Artikel 19d, eerste lid, van de Nbw 1998 is uitsluitend van toepassing op gebieden die zijn aangewezen op grond van artikel 10a, eerste lid, of gebieden waarvan de aanwijzing als zodanig in overweging is genomen als bedoeld in artikel 12, derde lid, van de Nbw 1998. Gelet op artikel V van de Wet van 20 januari 2005 tot wijziging van de Natuurbeschermingswet 1998 in verband met Europeesrechtelijke verplichtingen gelden de aanwijzingsbesluiten van de Waddenzee, Duinen Ameland en de Noordzeekustzone tot sbz in de zin van de Vogelrichtlijn als besluit in de zin van artikel 10a van de Nbw 1998. De uit artikel 19d van de Nbw 1998 voortvloeiende verplichtingen strekken derhalve tot bescherming van de Waddenzee, Duinen Ameland en de Noordzeekustzone voor zover deze gebieden zijn aangewezen als sbz in de zin van de Vogelrichtlijn.

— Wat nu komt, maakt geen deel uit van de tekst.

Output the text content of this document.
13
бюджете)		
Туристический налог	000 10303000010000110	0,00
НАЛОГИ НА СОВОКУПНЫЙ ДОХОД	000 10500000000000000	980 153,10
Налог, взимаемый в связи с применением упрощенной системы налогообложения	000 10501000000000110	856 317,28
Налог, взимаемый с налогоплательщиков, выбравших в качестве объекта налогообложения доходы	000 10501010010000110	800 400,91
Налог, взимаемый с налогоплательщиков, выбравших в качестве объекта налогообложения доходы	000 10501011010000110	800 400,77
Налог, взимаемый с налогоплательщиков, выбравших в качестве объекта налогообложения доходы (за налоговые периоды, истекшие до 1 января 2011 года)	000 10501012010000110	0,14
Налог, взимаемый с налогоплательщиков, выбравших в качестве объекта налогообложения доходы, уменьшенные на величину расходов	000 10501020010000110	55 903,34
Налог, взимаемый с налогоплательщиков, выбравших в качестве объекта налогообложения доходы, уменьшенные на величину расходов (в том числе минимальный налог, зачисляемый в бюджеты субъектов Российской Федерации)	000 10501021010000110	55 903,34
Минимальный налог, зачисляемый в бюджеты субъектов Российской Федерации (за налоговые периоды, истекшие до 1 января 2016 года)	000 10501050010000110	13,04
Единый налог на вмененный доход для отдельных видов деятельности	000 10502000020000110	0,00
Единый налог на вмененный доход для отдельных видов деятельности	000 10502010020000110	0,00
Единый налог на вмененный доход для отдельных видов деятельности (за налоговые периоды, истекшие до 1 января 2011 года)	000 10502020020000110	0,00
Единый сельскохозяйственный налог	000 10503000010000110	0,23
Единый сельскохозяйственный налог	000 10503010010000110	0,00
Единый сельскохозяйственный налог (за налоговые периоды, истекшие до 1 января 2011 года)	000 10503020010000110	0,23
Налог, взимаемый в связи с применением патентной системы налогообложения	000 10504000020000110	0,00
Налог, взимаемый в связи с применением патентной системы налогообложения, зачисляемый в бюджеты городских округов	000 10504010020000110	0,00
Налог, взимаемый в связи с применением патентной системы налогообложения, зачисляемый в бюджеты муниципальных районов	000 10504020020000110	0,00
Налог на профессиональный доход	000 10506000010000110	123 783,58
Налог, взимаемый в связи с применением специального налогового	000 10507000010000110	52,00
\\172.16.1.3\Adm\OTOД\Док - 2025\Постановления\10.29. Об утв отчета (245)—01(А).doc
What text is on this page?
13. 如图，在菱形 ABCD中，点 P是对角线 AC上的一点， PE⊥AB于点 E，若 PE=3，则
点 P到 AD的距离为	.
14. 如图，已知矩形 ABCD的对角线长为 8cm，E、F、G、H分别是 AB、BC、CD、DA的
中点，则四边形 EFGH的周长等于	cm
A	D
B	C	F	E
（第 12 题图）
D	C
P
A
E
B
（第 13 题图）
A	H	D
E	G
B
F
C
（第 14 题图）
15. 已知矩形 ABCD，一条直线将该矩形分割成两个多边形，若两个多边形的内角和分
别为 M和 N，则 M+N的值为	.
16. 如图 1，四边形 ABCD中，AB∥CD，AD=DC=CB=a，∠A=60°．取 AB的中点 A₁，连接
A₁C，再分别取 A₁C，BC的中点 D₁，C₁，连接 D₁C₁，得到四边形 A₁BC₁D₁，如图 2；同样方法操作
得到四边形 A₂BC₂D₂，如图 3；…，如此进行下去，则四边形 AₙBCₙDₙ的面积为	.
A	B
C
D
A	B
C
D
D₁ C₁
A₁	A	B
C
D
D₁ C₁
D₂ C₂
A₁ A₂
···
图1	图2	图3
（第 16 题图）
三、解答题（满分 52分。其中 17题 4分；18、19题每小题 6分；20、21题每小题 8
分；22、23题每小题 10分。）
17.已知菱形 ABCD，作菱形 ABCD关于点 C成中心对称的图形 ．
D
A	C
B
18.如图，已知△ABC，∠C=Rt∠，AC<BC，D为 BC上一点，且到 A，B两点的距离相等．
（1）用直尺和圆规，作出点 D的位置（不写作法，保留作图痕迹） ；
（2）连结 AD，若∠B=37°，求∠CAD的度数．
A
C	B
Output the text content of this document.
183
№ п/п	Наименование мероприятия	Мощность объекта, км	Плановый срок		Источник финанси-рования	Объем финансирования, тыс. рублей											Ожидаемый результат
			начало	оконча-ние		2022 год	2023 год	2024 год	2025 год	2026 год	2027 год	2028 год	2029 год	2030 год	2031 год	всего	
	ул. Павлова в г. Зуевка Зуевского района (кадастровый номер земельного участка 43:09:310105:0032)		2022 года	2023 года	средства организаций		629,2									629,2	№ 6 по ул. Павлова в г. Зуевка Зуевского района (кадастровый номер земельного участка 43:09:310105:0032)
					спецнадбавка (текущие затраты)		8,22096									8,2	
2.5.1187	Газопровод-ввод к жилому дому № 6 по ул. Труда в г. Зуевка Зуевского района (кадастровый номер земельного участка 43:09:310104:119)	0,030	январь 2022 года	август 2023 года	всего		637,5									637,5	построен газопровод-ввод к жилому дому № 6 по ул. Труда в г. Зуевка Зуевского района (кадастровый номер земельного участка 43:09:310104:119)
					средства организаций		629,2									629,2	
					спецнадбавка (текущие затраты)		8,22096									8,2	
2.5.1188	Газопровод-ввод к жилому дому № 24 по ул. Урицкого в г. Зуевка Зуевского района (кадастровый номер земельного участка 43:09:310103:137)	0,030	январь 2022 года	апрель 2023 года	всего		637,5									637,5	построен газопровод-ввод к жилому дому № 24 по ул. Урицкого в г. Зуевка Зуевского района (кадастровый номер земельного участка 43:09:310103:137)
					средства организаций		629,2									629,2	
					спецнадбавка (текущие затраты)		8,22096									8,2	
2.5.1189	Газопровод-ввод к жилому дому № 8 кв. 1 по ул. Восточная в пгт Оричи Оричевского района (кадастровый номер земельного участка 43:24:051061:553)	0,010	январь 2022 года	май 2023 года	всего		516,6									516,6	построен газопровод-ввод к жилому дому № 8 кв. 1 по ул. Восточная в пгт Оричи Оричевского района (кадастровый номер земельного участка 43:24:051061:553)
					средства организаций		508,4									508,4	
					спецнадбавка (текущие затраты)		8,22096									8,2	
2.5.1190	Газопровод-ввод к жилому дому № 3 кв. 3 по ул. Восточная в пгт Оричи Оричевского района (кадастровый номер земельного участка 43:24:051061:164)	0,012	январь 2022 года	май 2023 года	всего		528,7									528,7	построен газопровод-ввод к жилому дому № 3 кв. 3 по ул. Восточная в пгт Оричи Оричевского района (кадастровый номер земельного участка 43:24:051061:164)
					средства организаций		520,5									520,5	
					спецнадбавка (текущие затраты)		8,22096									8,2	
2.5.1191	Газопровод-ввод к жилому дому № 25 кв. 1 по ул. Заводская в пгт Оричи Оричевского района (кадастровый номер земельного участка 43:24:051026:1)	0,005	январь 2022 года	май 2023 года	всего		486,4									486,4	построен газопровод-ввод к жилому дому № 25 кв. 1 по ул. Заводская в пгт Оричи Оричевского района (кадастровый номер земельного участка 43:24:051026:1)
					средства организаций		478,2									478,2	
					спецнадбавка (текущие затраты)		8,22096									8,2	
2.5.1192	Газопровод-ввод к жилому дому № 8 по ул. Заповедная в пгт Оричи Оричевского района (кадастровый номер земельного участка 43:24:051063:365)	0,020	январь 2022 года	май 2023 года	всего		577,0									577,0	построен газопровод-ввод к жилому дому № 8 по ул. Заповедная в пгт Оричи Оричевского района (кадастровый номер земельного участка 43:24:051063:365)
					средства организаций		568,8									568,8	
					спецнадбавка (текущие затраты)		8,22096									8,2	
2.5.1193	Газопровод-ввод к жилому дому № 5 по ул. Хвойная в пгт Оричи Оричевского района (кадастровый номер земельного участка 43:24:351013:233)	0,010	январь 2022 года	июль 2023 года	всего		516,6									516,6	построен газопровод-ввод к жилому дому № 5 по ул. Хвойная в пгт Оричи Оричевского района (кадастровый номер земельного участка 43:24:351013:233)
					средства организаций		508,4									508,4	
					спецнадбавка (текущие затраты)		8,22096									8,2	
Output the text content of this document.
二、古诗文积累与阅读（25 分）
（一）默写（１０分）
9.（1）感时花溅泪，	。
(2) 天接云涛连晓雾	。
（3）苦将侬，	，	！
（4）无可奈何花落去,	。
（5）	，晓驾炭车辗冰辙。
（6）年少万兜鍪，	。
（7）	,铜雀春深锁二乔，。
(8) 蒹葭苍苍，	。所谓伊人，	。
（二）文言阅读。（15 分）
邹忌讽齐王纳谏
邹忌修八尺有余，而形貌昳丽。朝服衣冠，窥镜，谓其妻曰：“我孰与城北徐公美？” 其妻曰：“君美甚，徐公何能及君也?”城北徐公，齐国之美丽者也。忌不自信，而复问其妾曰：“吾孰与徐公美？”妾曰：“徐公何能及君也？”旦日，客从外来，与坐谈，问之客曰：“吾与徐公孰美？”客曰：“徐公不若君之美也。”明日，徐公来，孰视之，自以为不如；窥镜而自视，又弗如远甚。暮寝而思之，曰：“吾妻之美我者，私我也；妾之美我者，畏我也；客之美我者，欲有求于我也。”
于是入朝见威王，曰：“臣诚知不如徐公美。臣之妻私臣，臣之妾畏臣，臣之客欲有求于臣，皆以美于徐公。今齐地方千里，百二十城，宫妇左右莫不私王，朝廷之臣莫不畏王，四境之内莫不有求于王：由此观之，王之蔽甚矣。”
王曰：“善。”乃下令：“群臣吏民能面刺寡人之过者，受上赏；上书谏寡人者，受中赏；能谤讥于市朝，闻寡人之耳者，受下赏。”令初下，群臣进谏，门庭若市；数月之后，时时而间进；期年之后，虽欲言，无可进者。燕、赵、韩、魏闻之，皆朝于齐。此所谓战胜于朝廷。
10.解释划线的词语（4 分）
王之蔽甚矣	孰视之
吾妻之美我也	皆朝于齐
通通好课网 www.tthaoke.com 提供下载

2.3.2. De gebieden Waddenzee, Duinen Ameland en de Noordzeekustzone zijn voorts door de Europese Commissie geplaatst op de lijst van gebieden van communautair belang voor de Atlantische biogeografische regio. Uit artikel 4, vijfde lid, van de Richtlijn 92/43/EEG van de Raad van de Europese Gemeenschappen van 21 mei 1992 inzake de instandhouding van de natuurlijke habitats en de wilde flora en fauna (hierna: de Habitatrichtlijn) vloeit voort dat het beschermingsregime van artikel 6, derde lid, van die richtlijn voor deze gebieden geldt.

Deze gebieden zijn vooralsnog niet ter uitvoering van deze richtlijn aangewezen in de zin van artikel 10a van de Nbw 1998. Evenmin zijn deze op grond van artikel 12, derde lid, van de Nbw 1998 aangewezen. Hieruit volgt dat artikel 19d van de Nbw 1998 in zoverre niet voor de betrokken gebieden geldt. Niet gebleken is dat op het verlenen van een vergunning als bedoeld in artikel 19d van de Nbw 1998 anderszins algemeen verbindende voorschriften van toepassing zijn die bedoeld zijn als implementatie van de uit artikel 6, derde lid, van de Habitatrichtlijn voortvloeiende verplichtingen.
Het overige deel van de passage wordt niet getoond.